30 Temmuz, Dünya Arkadaşlık Günü. Belki sosyal medyada bir iki fotoğrafla geçiştirilecek, belki mesaj kutularımız "iyi ki varsın"larla dolup taşacak. Ama arkadaşlık, birkaç cümleden çok daha derin, birkaç gülümsemeden çok daha güçlü bir bağ aslında.
Arkadaşlık, insanın kendisi gibi olabildiği, yargılanmadan anlatabildiği, sustuğunda bile anlaşıldığı o nadir ilişkilerden biri. Kalabalıklar içinde yalnız kalmayı çok iyi bilen bir çağın insanları olarak, gerçek dostluğa belki de hiç olmadığı kadar muhtacız. Çünkü ekranların ışığı, bir omzun sıcaklığını veremiyor. Bir "iyi misin?" mesajı, bir kapı zilinin yerini tutamıyor.

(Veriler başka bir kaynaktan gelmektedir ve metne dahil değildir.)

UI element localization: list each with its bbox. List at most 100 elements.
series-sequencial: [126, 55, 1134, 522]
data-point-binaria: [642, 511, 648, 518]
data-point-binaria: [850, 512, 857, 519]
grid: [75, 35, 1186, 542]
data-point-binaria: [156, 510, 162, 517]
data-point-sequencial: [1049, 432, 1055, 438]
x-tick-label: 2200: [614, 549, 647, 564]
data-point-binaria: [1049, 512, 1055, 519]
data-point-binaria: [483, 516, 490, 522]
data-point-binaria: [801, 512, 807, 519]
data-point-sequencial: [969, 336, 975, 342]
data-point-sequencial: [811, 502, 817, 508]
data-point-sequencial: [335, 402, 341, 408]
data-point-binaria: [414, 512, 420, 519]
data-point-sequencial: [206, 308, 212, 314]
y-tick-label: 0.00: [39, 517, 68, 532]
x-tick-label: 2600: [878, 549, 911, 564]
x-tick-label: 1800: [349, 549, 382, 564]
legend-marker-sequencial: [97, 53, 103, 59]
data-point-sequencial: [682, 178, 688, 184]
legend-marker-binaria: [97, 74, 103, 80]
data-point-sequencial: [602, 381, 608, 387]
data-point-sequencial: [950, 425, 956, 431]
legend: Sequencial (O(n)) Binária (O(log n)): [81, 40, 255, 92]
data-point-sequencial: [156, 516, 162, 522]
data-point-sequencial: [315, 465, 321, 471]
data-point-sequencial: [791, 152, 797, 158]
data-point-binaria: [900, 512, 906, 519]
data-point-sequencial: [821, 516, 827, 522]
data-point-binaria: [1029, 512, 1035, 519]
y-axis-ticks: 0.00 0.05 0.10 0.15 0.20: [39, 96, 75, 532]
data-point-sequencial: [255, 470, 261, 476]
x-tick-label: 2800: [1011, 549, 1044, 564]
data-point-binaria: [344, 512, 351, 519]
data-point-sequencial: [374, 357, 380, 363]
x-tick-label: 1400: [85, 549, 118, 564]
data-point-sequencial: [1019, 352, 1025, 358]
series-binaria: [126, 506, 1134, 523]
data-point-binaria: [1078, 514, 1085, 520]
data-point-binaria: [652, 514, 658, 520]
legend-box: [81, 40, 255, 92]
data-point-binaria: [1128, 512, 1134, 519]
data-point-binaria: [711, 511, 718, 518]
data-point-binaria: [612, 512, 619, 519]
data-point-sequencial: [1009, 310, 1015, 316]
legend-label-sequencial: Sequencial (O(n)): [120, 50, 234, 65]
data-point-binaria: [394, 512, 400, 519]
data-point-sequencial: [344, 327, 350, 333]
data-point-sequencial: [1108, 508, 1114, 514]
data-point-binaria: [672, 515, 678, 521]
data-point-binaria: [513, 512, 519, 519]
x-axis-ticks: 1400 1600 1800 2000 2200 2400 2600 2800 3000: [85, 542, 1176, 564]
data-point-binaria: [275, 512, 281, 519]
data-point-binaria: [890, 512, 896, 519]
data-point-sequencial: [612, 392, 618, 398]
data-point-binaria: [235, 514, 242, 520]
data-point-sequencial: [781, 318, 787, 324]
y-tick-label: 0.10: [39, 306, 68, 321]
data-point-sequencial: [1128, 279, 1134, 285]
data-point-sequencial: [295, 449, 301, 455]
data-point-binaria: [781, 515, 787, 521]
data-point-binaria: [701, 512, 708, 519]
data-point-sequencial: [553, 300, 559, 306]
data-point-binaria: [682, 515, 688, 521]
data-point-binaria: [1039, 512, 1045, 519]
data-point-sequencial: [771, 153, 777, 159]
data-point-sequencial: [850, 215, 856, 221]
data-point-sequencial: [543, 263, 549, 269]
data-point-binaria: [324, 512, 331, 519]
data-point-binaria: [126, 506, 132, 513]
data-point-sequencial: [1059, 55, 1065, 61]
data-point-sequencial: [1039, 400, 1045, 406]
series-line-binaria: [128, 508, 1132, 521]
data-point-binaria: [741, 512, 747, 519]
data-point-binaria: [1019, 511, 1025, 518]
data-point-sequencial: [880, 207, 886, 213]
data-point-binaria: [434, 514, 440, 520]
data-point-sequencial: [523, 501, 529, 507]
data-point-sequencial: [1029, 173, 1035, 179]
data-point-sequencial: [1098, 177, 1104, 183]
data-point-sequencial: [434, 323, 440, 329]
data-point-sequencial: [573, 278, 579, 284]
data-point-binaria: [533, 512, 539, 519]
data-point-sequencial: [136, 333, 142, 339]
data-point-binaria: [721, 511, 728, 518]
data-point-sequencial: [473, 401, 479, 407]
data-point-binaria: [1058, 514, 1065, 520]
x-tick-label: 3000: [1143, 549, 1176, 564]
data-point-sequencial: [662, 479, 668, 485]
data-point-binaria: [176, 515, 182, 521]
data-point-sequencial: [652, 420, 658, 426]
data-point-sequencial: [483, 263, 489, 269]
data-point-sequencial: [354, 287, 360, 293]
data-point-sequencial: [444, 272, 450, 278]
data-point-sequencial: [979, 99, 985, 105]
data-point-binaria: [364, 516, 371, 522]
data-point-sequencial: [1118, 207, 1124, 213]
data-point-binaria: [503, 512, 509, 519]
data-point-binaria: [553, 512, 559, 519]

Arkadaşlarımız bize yalnızca eşlik etmez; bizi zaman zaman kendimize bile hatırlatırlar. En iyi hâlimizi de, en dağılmış yanımızı da bilen, ama ikisini de kabullenip yanımızda kalabilen insanlardır onlar. Bu yüzden, arkadaşlık bir duygusal konfor alanı değil; zamanla inşa edilen bir güven alanıdır.
Bugün, bir arkadaşınıza sadece "iyi ki varsın" demekle yetinmeyin. Belki bir çay içmek için vakit yaratın. Belki sadece sessizce yan yana oturun. Çünkü arkadaşlık, çoğu zaman büyük sözlerden değil, küçük anların samimiyetinden doğar.
Dostluğun kıymetini bilmek, insan olmanın en zarif yollarından biridir. 30 Temmuz, bize bunu hatırlatsın.